Meskipun ada perbedaan pendapat mengenai menyentuh mushaf saat sedang berhalangan, sebagian besar ulama sepakat bahwa mendengarkan murottal Al-Qur'an tetap mendatangkan pahala. Saat ini, banyak aplikasi Al-Qur'an digital yang memudahkan kamu untuk tetap terkoneksi dengan wahyu Illahi. Menyimak bacaan imam saat salat Tarawih melalui media sosial atau YouTube juga bisa menjadi alternatif agar ruhani tetap terisi.

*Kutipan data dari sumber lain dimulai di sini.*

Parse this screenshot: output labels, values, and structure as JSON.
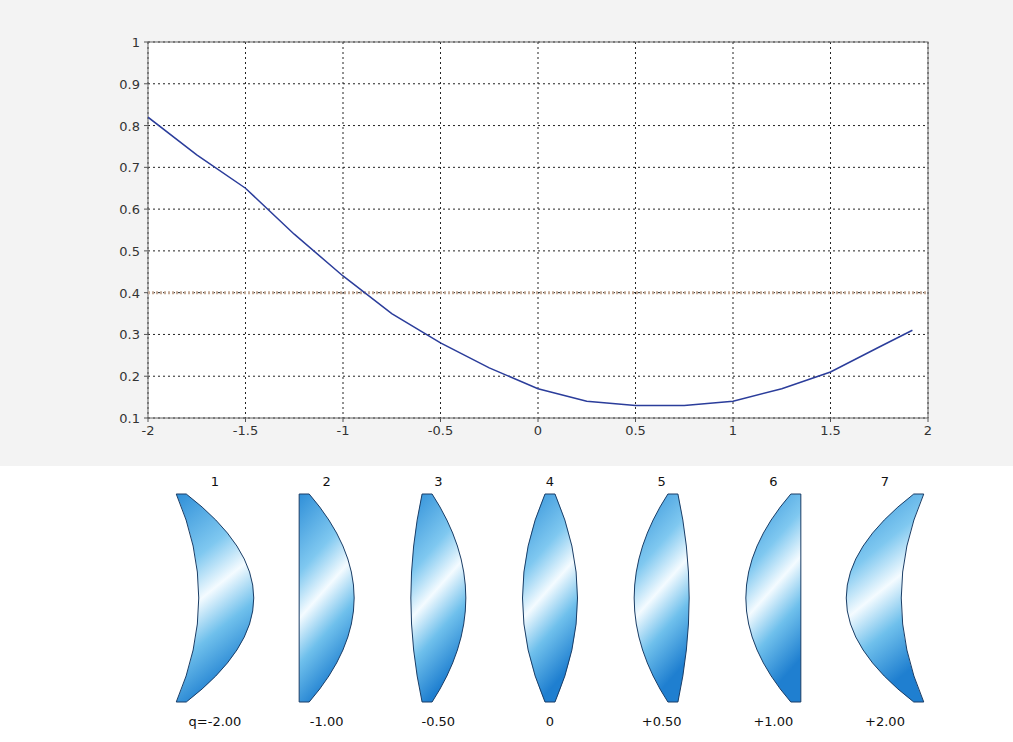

Siapa bilang wanita haid tidak bisa mendapatkan malam Lailatul Qadar? Malam yang lebih baik dari seribu bulan ini bisa kamu kejar dengan memperbanyak doa, terutama doa yang diajarkan Rasulullah kepada Aisyah RA: "Allahumma innaka 'afuwwun tuhibbul 'afwa fa'fu 'anni". Luangkan waktu di sepertiga malam terakhir untuk curhat kepada Sang Khalik dan memohon ampunan serta keberkahan hidup.
Ramadan adalah bulan kedermawanan. Gunakan kesempatan ini untuk menyisihkan sebagian harta melalui zakat, infak, maupun sedekah. Kamu bisa menyalurkannya lewat lembaga amil zakat resmi secara daring atau memberikan bantuan langsung kepada mereka yang membutuhkan di lingkungan sekitar. Sedekah tidak hanya menghapus dosa, tetapi juga melipatgandakan rezeki kamu.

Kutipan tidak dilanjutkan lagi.